According to the CPSC, even using (listed) twist-on connectors to attach copper pigtails to older aluminum wires as a temporary repair requires special installation procedures, including abrading and pre-twisting the wires. However, the manufacturer's instructions for the Ideal no. 65 Twister only recommends pre-twisting the wires, and does not state it is required. Also, the instructions do not mention physically abrading the wires as recommended by the CPSC, although the manufacturer current literature states the pre-filled "compound cuts aluminum oxide". Some researchers have criticized the UL listing/tests for this wire connector, and there have been reported problems with tests (without pre-twisting) and installations. However, it is unknown if the reported installation problems were associated with unqualified persons attempting these repairs, or not using recommended special installation procedures (such as abrading and pre-twisting the wires as recommended by the CPSC for older aluminum wire, or at least pre-twisting the wires as recommended by Ideal for their connectors).

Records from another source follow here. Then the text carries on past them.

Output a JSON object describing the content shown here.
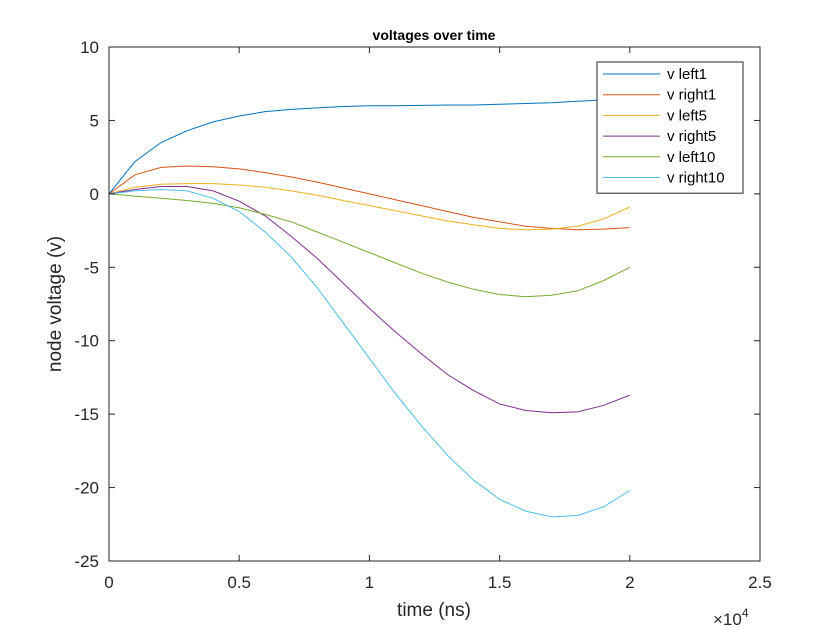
{
  "chart_data": {
    "type": "line",
    "title": "voltages over time",
    "xlabel": "time (ns)",
    "ylabel": "node voltage (v)",
    "xlim": [
      0,
      25000
    ],
    "ylim": [
      -25,
      10
    ],
    "x_ticks": [
      0,
      5000,
      10000,
      15000,
      20000,
      25000
    ],
    "x_tick_labels": [
      "0",
      "0.5",
      "1",
      "1.5",
      "2",
      "2.5"
    ],
    "x_exponent_label": "×10",
    "x_exponent_power": "4",
    "y_ticks": [
      10,
      5,
      0,
      -5,
      -10,
      -15,
      -20,
      -25
    ],
    "y_tick_labels": [
      "10",
      "5",
      "0",
      "-5",
      "-10",
      "-15",
      "-20",
      "-25"
    ],
    "grid": false,
    "legend_position": "top-right",
    "x": [
      0,
      1000,
      2000,
      3000,
      4000,
      5000,
      6000,
      7000,
      8000,
      9000,
      10000,
      11000,
      12000,
      13000,
      14000,
      15000,
      16000,
      17000,
      18000,
      19000,
      20000
    ],
    "series": [
      {
        "name": "v left1",
        "color": "#0072BD",
        "values": [
          0,
          2.2,
          3.5,
          4.3,
          4.9,
          5.3,
          5.6,
          5.75,
          5.85,
          5.95,
          6.0,
          6.0,
          6.02,
          6.05,
          6.05,
          6.1,
          6.15,
          6.2,
          6.3,
          6.4,
          6.6
        ]
      },
      {
        "name": "v right1",
        "color": "#D95319",
        "values": [
          0,
          1.3,
          1.8,
          1.9,
          1.85,
          1.7,
          1.45,
          1.15,
          0.8,
          0.4,
          0.0,
          -0.4,
          -0.8,
          -1.2,
          -1.6,
          -1.9,
          -2.2,
          -2.35,
          -2.45,
          -2.4,
          -2.3
        ]
      },
      {
        "name": "v left5",
        "color": "#EDB120",
        "values": [
          0,
          0.45,
          0.65,
          0.7,
          0.7,
          0.6,
          0.45,
          0.2,
          -0.1,
          -0.45,
          -0.8,
          -1.15,
          -1.5,
          -1.85,
          -2.1,
          -2.35,
          -2.45,
          -2.4,
          -2.2,
          -1.7,
          -0.9
        ]
      },
      {
        "name": "v right5",
        "color": "#7E2F8E",
        "values": [
          0,
          0.3,
          0.5,
          0.5,
          0.2,
          -0.5,
          -1.5,
          -2.9,
          -4.4,
          -6.1,
          -7.8,
          -9.4,
          -10.9,
          -12.3,
          -13.4,
          -14.3,
          -14.75,
          -14.9,
          -14.85,
          -14.4,
          -13.7
        ]
      },
      {
        "name": "v left10",
        "color": "#77AC30",
        "values": [
          0,
          -0.15,
          -0.3,
          -0.45,
          -0.65,
          -0.95,
          -1.4,
          -1.9,
          -2.6,
          -3.3,
          -4.0,
          -4.7,
          -5.4,
          -6.0,
          -6.5,
          -6.85,
          -7.0,
          -6.9,
          -6.6,
          -5.9,
          -5.0
        ]
      },
      {
        "name": "v right10",
        "color": "#4DBEEE",
        "values": [
          0,
          0.2,
          0.3,
          0.2,
          -0.3,
          -1.2,
          -2.6,
          -4.3,
          -6.4,
          -8.8,
          -11.2,
          -13.6,
          -15.8,
          -17.8,
          -19.5,
          -20.8,
          -21.6,
          -22.0,
          -21.9,
          -21.3,
          -20.2
        ]
      }
    ]
  }
}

The use of newer CO/ALR rated devices (switches and receptacles) can be used to replace older devices that did not have the proper rating in homes with aluminum branch circuit wiring to reduce the hazards. These devices are reportedly tested and listed for both AA-1350 and AA-8000 series aluminum wire, and are acceptable according to the National Electrical Code.
However, some manufacturers of CO/ALR devices recommend periodically checking/tightening the terminal screws on these devices which can be hazardous for unqualified individuals to attempt, and there is criticism of their use as a permanent repair as some CO/ALR devices have failed in tests when connected to "old technology" aluminum wire. Furthermore, just installing CO/ALR devices (switches and receptacles) doesn't address potential hazards associated with other connections such as those at ceiling fans, lights and equipment.